A “phishing” attack is generally defined as any attempt to get your personal information via e-mail or through a website. If you’re at all familiar with the spam in your inbox, you know that you frequently receive messages that purport to be from your bank, from eBay, or from some other institution with which you may or may not do business. Phishers count on the fact that for every thousand e-mails they send to random addresses, claiming to alert the reader to a security problem with their accounts at, say, Chase Bank, there will be a certain percentage of readers who do indeed use that bank and who will log in with their usernames and passwords (or worse, provide personal data like Social Security numbers) out of concern to check their accounts. This is one of the reasons certain sites and services repeatedly warn you that they will never ask for your password information via e-mail or instant messaging. They’re trying to prevent you from falling for these phishing attacks, in the hope that you will recognize such a request as automatically invalid and illegitimate.

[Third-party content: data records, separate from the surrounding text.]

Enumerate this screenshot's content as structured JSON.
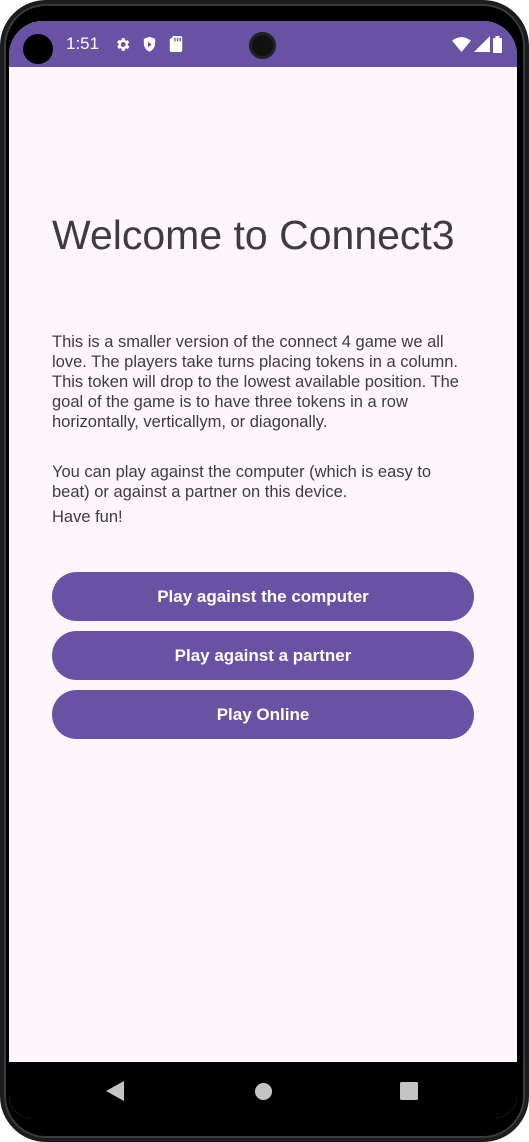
{
  "status_bar": {
    "time": "1:51",
    "bg_color": "#6951a4",
    "left_icons": [
      "settings-icon",
      "shield-icon",
      "sd-card-icon"
    ],
    "right_icons": [
      "wifi-icon",
      "signal-icon",
      "battery-icon"
    ]
  },
  "main": {
    "title": "Welcome to Connect3",
    "paragraph1": "This is a smaller version of the connect 4 game we all love. The players  take turns placing tokens in a column. This token will drop to the lowest available position. The goal of the game is to have three tokens in a row horizontally, verticallym, or diagonally.",
    "paragraph2": "You can play against the computer (which is easy to beat) or against a partner on this device.",
    "paragraph3": "Have fun!",
    "buttons": [
      {
        "label": "Play against the computer"
      },
      {
        "label": "Play against a partner"
      },
      {
        "label": "Play Online"
      }
    ],
    "accent_color": "#6951a4",
    "background_color": "#fdf7fd"
  },
  "nav_bar": {
    "icons": [
      "back-icon",
      "home-icon",
      "recents-icon"
    ]
  }
}
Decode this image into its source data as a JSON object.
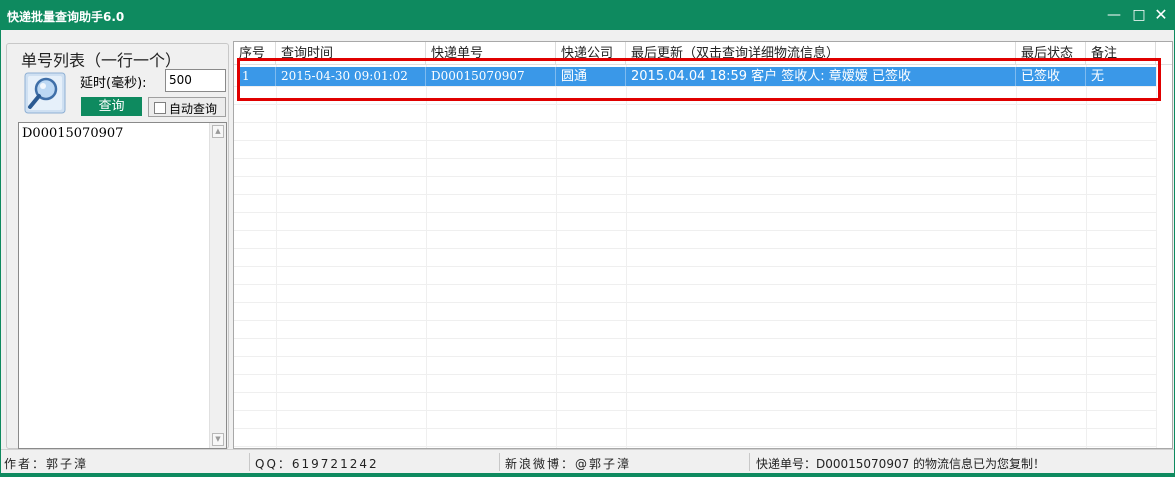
{
  "window": {
    "title": "快递批量查询助手6.0",
    "minimize": "—",
    "maximize": "□",
    "close": "✕"
  },
  "left_panel": {
    "group_title": "单号列表（一行一个）",
    "delay_label": "延时(毫秒):",
    "delay_value": "500",
    "query_button": "查询",
    "auto_query_label": "自动查询",
    "auto_query_checked": false,
    "tracking_list_text": "D00015070907",
    "icon": "magnifier-icon"
  },
  "table": {
    "columns": [
      "序号",
      "查询时间",
      "快递单号",
      "快递公司",
      "最后更新（双击查询详细物流信息）",
      "最后状态",
      "备注"
    ],
    "rows": [
      {
        "index": "1",
        "query_time": "2015-04-30 09:01:02",
        "tracking_no": "D00015070907",
        "company": "圆通",
        "last_update": "2015.04.04 18:59 客户 签收人: 章嫒嫒 已签收",
        "last_status": "已签收",
        "note": "无"
      }
    ],
    "selected_row_color": "#3a98e8",
    "highlight_color": "#e00000"
  },
  "statusbar": {
    "author": "作者：郭子漳",
    "qq": "QQ：619721242",
    "weibo": "新浪微博：@郭子漳",
    "status": "快递单号：D00015070907 的物流信息已为您复制！"
  },
  "colors": {
    "brand": "#0e8a5f"
  }
}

Early this week, I attempted to log into my Gmail account to check my mail, after my Blackberry alerted me to the presence of new messages. I was mildly annoyed to discover that the service was not working. I closed the window and made a mental note to check later, when Gmail was up and running again. It was only later, when I discovered that the widespread outage had made international news and that people were genuinely up in arms over this failure of the “bedrock of the Internet,” that I realized fully the significance of this means of personal and business connectivity. You see, people depend on the Gmail service so much that they are more vulnerable to security exploits generated through it. Case in point? Immediately following the Gmail outage, a phishing attack launched through the Google Talk instant messaging service solicited Google users’ password information.

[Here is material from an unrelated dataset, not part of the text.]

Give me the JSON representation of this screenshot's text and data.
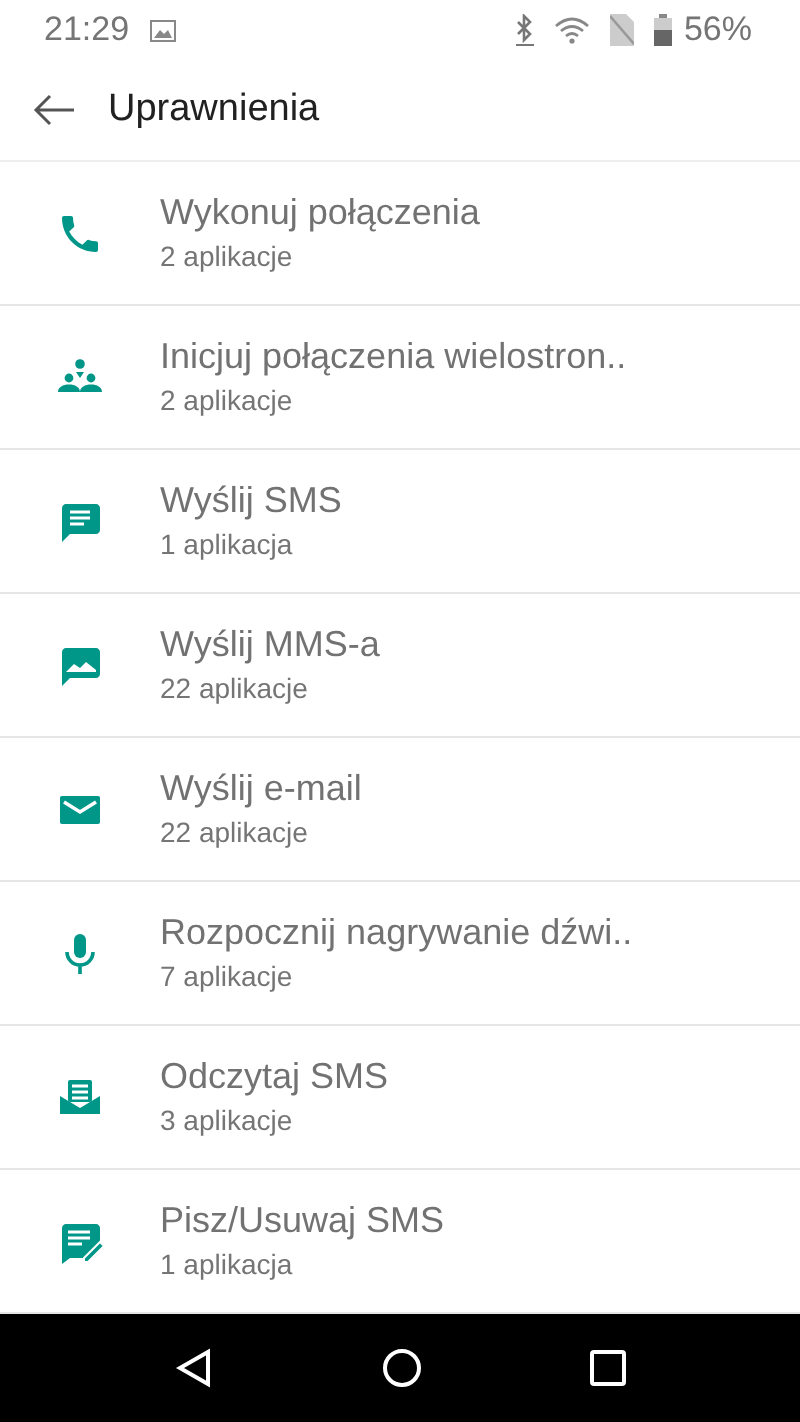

In what is apparently a demonstration of synchronicity, irony, or just blind luck, I also recently received my first ever spam message via SMS text messaging. I was a little surprised, in much the same way I was surprised the first time I ever received a “wrong number” call on my wireless phone. There’s really no reason you wouldn’t get a wrong number on your cell phone, just as there’s really no reason you can’t get spam text messaged to the same phone. Telemarketers have been targeting wireless phones for some time, especially because an increasing number of Americans don’t even have land lines. All it takes is somebody willing to send the spam and use the service, whatever that service may be. But every time spam or malicious security exploits rear their ugly heads in some new venue, it takes us by surprise. If it occurs in a venue we take for granted, generated by technology we’ve not previously had reason to suspect, we may well fall for it. We will then suffer accordingly.

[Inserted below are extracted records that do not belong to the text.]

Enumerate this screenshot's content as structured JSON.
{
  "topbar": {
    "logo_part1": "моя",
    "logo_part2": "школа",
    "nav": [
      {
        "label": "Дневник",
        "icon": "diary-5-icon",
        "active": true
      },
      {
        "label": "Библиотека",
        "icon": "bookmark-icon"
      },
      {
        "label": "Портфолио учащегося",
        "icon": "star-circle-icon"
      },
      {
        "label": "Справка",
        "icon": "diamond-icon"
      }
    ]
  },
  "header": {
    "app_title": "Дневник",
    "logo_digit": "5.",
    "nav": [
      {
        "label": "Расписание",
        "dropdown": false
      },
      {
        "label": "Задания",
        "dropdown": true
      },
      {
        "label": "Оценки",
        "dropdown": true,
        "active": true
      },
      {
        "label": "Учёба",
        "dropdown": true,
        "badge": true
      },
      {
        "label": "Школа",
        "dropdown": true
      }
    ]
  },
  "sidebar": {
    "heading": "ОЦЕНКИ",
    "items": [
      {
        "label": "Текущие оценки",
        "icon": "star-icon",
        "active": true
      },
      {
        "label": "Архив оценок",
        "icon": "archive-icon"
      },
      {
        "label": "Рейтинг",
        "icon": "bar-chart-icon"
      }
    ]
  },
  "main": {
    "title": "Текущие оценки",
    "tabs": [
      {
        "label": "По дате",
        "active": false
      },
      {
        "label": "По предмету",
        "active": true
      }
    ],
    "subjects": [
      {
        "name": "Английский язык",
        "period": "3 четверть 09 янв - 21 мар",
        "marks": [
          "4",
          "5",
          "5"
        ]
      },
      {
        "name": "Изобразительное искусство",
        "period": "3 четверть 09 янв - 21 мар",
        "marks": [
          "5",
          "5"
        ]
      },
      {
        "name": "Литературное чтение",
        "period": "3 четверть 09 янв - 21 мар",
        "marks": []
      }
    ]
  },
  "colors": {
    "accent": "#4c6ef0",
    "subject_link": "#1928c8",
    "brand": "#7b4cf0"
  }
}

SMiShing is, therefore, as reported in CNET News, the act of using your SMS text message service to solicit your personal data. That data could be a username and password for some website or Web-based service, including your e-mail. It could also be the request for your birth date, Social Security number and other information used to perpetrate identity theft. Regardless of the specific information solicited, nothing good will come of providing it.
Never, ever provide information about yourself or anyone else to someone who calls you on the phone, for you have no way of verifying who that individual truly represents. The same rule should apply to giving your personal information (or anyone else’s) to anyone through e-mail, through a website, or via any other technological means. Unless you can verify the recipient and unless giving the information is your idea (meaning it was not solicited, such as through an e-mail claiming to represent a service you use), don’t do it. Don’t ever do it. Only by adhering to this rule ruthlessly can you guard against the majority of phishing and SMiShing attacks.
In our technologically advanced times, with interconnectivity ever-increasing, the price of our innovation and our convenience is eternal vigilance. Security threats are all around us. We cannot afford to become complacent and, more importantly, we cannot afford to be trusting. It is unfortunate that technological advancement requires us to become ever more suspicious of our fellow human beings – but when those human beings are reduced to text on a screen, they can be anything and anyone, and we dare not assume.